Open jmdyck opened 5 years ago
Perhaps it'd be good to first step back, and determine what normative impact any definition of "intrinsic" would have?
Oh, probably no impact that anyone would pay attention to.
see related discussion WRT a PR to the Who We Work repository
That link is a 404 for me. (I guess it's a private repo.)
It is.
So could someone with access to that repo summarize (without violating whatever's private about it) how that PR relates to or informs this issue? (Or should I pretend it wasn't mentioned?)
I'll just repost my own last contributions without quotations or names of other people:
Ok, I am satisfied that "intrinsics" should be defined such that includes all the primordials. "intrinsics" also includes the global object, which "primordials" excludes, but that's manageable.
Aside from the global object, does "intrinsics" exclude what "primordials" must exclude: objects provided by the host, like window, document, require, and all objects reachable (only) from them?
For example, if "intrinsic" might be taken to include elements of the "web platform" defined by whatwg/w3c, then we still need the separate term "primordial". If "intrinsic" clearly excludes these, then yes, I think we can drop "primordials" in favor of "intrinsics other than the global object".
"standard intrinsics apart from the global object" is a mouthful. But at this point I agree that some locution involving "intrinsic", if a good one can be found, is better than introducing "primordial" as a seemingly new term.
Nothing particularly "private" there, it's just happened to be an issue attached to the private "How we work" repository.
Here is the essence of my part of the conversation (the preceded Mark's quote):
@erights Yes, All the objects that are created prior to execution of any code in a realm are "intrinsics".

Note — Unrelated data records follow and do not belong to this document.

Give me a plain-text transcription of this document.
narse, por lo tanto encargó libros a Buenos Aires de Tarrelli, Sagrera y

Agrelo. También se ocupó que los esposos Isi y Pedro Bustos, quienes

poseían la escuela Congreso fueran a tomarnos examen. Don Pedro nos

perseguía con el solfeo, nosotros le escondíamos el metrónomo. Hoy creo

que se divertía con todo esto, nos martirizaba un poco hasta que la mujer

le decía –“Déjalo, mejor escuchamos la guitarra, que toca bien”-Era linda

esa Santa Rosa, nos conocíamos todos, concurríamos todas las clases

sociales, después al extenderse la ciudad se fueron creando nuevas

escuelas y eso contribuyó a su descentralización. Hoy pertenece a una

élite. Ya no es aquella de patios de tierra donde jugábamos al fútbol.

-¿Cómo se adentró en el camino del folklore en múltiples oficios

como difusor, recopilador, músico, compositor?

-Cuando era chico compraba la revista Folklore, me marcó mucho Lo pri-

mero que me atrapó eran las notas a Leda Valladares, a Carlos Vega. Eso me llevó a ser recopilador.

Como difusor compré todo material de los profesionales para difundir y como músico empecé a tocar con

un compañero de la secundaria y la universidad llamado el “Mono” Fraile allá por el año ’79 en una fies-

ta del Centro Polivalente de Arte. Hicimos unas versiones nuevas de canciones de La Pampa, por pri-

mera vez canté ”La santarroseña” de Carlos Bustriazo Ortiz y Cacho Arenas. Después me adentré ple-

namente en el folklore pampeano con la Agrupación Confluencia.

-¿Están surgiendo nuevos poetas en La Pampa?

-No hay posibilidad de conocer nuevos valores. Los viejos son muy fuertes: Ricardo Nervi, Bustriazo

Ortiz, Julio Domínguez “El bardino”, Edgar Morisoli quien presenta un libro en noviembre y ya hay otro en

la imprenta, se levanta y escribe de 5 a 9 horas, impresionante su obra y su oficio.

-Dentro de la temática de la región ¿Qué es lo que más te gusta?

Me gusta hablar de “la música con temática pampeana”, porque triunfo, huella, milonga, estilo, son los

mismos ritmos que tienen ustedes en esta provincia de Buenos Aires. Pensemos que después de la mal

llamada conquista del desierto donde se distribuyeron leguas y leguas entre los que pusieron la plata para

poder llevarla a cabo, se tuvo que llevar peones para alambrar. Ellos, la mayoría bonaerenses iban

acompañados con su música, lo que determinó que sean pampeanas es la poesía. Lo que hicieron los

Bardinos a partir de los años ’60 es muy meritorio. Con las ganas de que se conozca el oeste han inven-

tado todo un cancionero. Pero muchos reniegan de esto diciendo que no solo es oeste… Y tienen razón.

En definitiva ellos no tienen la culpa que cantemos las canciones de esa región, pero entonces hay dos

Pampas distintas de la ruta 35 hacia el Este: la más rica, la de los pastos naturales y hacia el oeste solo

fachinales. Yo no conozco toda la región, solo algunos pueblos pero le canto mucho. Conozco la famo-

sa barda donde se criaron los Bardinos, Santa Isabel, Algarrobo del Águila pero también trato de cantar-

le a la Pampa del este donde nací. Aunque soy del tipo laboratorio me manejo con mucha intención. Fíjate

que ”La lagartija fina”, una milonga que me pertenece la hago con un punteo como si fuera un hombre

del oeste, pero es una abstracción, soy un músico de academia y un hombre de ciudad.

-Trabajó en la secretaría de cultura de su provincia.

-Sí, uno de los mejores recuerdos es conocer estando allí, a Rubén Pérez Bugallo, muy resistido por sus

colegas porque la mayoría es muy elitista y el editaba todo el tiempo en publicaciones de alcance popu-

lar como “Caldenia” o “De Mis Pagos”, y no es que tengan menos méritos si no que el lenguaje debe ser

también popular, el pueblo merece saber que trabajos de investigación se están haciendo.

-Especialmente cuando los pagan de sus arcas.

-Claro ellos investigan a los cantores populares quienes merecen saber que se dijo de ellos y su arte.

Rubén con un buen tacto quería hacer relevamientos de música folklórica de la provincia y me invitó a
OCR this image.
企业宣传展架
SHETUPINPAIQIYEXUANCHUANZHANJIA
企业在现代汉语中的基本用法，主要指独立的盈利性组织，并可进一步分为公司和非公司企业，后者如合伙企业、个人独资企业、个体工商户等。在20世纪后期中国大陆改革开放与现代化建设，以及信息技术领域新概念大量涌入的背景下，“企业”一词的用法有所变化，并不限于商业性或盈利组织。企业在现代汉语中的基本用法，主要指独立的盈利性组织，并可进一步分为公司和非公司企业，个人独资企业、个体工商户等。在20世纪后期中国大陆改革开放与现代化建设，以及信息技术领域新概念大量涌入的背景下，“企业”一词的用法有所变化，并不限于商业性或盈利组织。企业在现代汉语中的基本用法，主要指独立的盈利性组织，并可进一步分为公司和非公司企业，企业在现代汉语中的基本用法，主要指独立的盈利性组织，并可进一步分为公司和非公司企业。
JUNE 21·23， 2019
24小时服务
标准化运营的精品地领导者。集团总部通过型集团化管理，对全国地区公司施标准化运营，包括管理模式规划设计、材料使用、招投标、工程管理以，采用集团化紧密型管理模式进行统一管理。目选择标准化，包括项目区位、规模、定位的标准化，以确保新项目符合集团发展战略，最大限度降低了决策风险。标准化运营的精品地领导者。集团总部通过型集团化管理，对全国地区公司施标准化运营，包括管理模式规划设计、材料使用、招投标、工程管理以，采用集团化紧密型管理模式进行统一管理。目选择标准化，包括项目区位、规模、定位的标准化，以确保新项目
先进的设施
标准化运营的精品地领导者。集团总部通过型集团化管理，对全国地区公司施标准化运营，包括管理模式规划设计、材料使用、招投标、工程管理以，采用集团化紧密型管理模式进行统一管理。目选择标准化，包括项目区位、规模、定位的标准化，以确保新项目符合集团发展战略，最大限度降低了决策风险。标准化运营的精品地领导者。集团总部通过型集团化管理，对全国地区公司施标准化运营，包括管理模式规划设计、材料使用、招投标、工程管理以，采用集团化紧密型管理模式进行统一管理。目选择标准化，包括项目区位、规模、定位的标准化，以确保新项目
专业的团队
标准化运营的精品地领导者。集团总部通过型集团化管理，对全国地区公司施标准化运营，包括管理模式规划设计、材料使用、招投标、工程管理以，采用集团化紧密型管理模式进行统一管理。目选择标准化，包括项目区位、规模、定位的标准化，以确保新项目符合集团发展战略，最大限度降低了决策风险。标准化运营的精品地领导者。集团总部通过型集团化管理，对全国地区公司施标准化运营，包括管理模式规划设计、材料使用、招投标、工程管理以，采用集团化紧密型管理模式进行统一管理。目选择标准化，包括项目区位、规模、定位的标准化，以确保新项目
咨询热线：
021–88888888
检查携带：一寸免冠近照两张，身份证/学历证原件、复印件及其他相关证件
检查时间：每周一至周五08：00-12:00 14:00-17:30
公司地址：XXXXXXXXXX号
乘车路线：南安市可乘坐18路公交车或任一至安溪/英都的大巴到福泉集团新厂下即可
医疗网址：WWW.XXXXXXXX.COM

See CreateIntrinsics() in particularly step 13 that says
Set fields of intrinsics with the values listed in Table 7 that have not already been handled above. The field names are the names listed in column one of the table. The value of each field is a new object value fully and recursively populated with property values as defined by the specification of each object in clauses 18-26. ...
The items listed in Table 7 are the Well Known Intrinsics that need to be directly referenced by the specification text. It includes among others all the objects that are specific as values of properties of the global object.
Other objects recursively specified in clauses 18-26 are also intrinsics, but are not "Well known" because there aren't any specification algorithms that need to directly refer to them.
The distinction between "intrinsic objects" and "well known intrinsic objects" probably should be clarified. Basically, the well known intrinics were always intended to be a subset of the intrinsics.
The spec doesn't really define the term "intrinsic".
It does define "well-known intrinsic":
which suggests that "intrinsic" simply means "built-in object".
Alternatively, one could reasonably infer that an intrinsic is any object created by the CreateIntrinsics operation. I believe that all such objects are built-in objects, but the converse is not quite true. That is, the set of objects created by CreateIntrinsics is a subset of the built-in objects (for a given realm). For example, each invocation of MakeArgGetter creates a built-in function object, and that happens outside of CreateIntrinsics.
So: is a function created by MakeArgGetter an intrinsic? My guess is that it isn't, i.e. that the latter inference is the correct one. Not a big deal, but it would be nice to know.
While I'm in the neighborhood, 6.1.7.4 Well-Known Intrinsic Objects says:
I'm dubious about the "usually" and "Unless otherwise specified". Are there any (well-known) intrinsic objects that aren't tied to a specific realm? CreateIntrinsics doesn't seem to think so.